Having this in mind, I contacted Fr. Thomas from the National Council Churches of India (NCCI) for food support, as Rs. 200 for two meals a day and breakfast is considerably low, because in this situation the inmates definitely require good nutritious food. NCCI agreed to my request and when I shared the information with Mala Lisham of Social Welfare Department, in charge of the quarantine centre, she spoke with the authority and successfully managed the food. Then the proposal to NCCI was withdrawn. Anyway, the centres were clean and fine when I went there for inspection the other day.

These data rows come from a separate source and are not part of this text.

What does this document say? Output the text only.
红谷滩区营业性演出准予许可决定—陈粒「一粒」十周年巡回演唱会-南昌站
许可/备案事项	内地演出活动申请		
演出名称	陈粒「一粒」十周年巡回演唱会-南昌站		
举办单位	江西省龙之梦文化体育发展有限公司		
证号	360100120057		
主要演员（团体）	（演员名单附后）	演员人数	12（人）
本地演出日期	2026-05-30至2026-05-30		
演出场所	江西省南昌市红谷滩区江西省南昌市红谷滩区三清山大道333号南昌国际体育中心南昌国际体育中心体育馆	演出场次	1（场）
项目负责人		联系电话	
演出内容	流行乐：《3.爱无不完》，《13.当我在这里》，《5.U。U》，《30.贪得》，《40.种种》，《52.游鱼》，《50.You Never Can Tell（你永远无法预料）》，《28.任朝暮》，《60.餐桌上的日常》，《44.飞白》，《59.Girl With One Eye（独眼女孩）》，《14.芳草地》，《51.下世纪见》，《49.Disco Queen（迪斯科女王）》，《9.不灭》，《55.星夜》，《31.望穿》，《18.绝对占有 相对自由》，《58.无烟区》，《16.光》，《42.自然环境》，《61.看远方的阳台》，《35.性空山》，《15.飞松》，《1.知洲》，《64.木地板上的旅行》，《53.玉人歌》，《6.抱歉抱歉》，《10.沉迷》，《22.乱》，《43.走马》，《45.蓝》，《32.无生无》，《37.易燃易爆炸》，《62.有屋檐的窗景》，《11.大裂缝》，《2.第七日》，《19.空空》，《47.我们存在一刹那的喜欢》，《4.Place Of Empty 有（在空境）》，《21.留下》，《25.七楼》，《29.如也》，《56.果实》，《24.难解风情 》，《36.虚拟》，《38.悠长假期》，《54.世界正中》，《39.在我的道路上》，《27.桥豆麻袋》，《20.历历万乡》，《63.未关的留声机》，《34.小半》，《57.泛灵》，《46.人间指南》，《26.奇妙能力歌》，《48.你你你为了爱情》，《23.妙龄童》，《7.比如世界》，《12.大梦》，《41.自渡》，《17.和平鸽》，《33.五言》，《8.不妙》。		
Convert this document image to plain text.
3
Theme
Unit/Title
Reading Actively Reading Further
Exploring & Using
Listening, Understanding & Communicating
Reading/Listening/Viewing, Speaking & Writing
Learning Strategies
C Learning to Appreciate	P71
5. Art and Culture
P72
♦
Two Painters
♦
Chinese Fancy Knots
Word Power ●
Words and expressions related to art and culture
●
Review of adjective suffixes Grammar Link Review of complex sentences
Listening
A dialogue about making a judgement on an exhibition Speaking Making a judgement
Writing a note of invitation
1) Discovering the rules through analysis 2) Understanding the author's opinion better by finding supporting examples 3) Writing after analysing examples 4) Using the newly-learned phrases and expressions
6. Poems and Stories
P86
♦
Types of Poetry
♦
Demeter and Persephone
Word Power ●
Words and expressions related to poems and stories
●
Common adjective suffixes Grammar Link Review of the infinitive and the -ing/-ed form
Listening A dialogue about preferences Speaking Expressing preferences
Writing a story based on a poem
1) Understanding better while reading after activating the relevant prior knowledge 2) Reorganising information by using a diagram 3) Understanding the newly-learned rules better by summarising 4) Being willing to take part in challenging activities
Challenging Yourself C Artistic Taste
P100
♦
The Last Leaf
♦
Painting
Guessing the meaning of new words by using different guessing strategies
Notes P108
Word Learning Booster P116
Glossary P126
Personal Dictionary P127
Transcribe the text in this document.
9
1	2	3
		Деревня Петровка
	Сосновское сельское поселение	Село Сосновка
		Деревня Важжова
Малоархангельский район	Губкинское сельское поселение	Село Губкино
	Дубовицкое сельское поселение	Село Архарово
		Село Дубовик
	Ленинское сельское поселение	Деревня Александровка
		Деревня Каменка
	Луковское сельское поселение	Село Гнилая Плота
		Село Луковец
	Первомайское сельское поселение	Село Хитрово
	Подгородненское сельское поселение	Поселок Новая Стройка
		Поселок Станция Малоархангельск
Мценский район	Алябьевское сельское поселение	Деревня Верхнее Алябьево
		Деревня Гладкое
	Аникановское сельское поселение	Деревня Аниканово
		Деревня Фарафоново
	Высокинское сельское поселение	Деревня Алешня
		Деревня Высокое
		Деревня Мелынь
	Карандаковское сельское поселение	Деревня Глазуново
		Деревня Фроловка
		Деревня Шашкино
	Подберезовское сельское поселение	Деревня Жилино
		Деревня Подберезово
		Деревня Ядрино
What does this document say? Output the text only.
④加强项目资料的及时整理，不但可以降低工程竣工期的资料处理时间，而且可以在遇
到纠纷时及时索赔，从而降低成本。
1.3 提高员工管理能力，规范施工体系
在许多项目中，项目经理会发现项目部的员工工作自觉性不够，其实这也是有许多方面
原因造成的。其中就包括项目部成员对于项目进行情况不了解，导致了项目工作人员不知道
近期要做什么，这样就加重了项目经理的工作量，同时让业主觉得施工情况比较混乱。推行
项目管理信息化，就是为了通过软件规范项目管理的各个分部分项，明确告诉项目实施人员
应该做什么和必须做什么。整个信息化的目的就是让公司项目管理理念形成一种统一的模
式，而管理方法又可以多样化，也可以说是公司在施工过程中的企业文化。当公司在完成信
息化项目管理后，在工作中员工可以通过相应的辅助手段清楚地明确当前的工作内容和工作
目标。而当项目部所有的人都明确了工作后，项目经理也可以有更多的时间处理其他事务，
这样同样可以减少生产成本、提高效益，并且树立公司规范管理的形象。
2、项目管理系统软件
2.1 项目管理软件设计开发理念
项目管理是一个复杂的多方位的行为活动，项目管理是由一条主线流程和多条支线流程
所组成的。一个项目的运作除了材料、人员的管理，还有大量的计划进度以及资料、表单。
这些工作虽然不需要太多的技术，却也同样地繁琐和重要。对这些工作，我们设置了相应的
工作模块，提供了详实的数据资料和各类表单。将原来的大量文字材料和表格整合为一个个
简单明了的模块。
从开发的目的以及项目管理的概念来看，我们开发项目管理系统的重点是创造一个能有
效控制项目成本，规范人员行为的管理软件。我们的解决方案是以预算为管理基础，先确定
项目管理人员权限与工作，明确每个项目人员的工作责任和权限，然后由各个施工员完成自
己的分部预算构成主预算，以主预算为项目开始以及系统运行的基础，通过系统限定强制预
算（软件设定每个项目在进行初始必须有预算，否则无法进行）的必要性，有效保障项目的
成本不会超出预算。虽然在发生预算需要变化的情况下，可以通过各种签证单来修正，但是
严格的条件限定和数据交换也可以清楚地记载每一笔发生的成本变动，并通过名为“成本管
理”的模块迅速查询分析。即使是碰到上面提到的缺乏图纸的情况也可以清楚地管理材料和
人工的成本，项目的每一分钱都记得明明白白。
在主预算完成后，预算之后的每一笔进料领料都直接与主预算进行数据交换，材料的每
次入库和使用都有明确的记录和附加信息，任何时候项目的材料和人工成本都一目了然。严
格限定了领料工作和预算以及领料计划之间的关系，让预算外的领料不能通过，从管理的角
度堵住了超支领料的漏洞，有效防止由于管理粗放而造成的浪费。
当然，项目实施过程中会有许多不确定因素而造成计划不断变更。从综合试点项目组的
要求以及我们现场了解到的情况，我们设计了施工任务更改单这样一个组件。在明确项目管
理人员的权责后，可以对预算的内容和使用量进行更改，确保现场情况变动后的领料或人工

Also, I noticed on FB that the DC of Bishnupur had distributed Rs.1500 to trans people from the district. I tracked the development through friends and came to know that it comes from NISD (National Institude of Social Defense). This update was again shared with DC Imphal East and Thoubal. Meanwhile, I also followed up with MSJE (Ministry of Social Justice and Empowerment) and the trans consultant working at NISD informed me that it was only Bishnupur DC who responded to the MSJE email and thus they received the money. The information was updated to Thoubal and Imphal East DC with a request to respond back to the MSJE email. The two DCs had assured me that they will do the needful but there has been no update from their end about the MSJE monetary relief support.

The thing is that even the local authorities have a lot to do. I was seeing the Chief Medical Officer here, she is working very hard and has little time. There is a lot of burden on them too and little resources from the centre.

Also, in Manipur, the community people help each other. Not always and not all, but we manage enough. But a big issue is that we as a community, and I mean not just transgenders, but people here are not used to social distancing. Because the long tradition of sharing space that is rooted among the indigenous community in the state find the sudden regulation of lockdown difficult to accommodate in their original world.

We are used to sharing and being together so this is going to be a big challenge in the coming time.

RTI: And amidst all this there is always news of racism against people from the North East in Indian cities.

Santa Khurai: See, that Racism is always there. Such crisis lets them exercise it more. I have been following the news of such racist attacks. They used this international propaganda of the ‘Chinese virus’ and started racist attacks against people from the north east. That is just an excuse for their acts. Of course, they know we are not Chinese, we do not look Chinese but this is just another way to bring their racism out. Even without the pandemic they are racist. It is not about whether they are ignorant or not.



Santa Khurai is a gender rights activist, artist and writer belonging to the meitei indigenous community from Manipur. She works in a state level transgender apex body All Manipur Nupi Maanbi association (AMANA) as well as a consultant under SAATHII.

The interview was transcribed by Akshay Pathak.